There are phenomenal pictures of children created throughout the whole history of photography. The earliest were postmortem images made when children died. This was a way to remember, which is still what photography is about in the digital age. Children were seen in a certain way by the great 19th-century English photographer Julia Margaret Cameron, and very differently in the U.S. in the 1960s. I would create a script for the exhibition bringing in many of the great photographers, from the Victorians to Robert Frank, Weegee and Walker Evans from the mid-20th century, to contemporary artists like Sally Mann, Jim Goldberg and Wendy Ewald. I would like the show to bring us in through images we know today. We would see a lot of contemporary work; contemporary artists are really interested in these issues, though contemporary images are often highly manipulated, not necessarily documentary.
Some contemporary artists look at how children in our culture are abused and thrown away. One of my inspirations for this is "Raised by Wolves," an exhibition I did at the Corcoran with Jim Goldberg's photographs of runaway teenagers living on the streets in California. And when you look not only at photographs by famous artists but also at archives and focus in on children, you can learn a lot about how we imagine ourselves.
I'm interested in building in a component of this exhibition that could allow children to make their own images, to image themselves. The amazing photographer Wendy Ewald gives cameras to kids. She teaches children as young as 5 or 6 to see their own lives by making images of their own world and their dreams.
When can we see this exhibition? What prevents you from organizing it?

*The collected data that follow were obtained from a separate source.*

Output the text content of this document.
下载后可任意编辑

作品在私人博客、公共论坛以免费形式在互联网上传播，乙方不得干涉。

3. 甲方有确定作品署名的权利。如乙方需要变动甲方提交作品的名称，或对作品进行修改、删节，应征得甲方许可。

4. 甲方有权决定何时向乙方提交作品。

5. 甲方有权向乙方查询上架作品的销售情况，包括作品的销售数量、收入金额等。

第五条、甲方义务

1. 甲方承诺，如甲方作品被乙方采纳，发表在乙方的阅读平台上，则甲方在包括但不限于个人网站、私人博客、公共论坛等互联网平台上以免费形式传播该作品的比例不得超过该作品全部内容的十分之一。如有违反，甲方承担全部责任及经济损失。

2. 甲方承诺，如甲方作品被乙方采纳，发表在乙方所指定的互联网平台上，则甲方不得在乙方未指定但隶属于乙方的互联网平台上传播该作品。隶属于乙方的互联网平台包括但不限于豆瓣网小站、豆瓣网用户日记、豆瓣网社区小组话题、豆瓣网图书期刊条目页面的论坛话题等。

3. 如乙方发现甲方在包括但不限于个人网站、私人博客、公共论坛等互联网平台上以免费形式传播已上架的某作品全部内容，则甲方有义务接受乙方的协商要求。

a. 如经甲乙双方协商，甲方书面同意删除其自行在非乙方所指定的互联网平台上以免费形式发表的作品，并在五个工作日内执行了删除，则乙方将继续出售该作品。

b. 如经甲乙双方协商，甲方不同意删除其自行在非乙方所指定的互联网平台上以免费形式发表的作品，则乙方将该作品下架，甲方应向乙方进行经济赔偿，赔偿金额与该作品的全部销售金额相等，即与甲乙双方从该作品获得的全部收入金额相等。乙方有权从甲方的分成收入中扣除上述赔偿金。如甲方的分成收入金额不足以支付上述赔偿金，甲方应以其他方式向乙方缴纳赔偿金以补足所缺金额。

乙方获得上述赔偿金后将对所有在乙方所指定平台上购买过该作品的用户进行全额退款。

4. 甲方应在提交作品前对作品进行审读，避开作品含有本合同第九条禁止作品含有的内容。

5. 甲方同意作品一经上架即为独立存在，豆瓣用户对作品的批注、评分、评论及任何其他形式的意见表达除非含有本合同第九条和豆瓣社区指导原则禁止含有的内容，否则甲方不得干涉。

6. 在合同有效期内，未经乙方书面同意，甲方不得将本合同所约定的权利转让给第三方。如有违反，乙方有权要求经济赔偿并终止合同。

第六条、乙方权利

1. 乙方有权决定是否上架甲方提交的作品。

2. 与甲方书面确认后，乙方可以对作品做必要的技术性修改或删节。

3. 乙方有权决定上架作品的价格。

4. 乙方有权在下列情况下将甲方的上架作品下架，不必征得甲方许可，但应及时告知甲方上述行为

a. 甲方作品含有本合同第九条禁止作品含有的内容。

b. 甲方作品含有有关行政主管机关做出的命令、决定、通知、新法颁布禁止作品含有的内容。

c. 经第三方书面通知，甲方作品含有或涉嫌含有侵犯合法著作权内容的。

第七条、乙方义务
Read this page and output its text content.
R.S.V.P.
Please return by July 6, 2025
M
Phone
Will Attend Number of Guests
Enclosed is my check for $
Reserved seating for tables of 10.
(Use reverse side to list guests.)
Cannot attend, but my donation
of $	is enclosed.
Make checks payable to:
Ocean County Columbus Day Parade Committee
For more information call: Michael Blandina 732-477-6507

It's a serious exhibition. Childhood is something everyone has a stake in; it's part of everyone's world. The problem with an exhibition like this is you need to be able to draw enough of an audience, to make it like a best-selling novel. The hard thing would be to express the ideas in order to get the necessary support to promote it well enough, so people know about it. But if we have the budget and all the resources we need, then it shouldn't be a problem!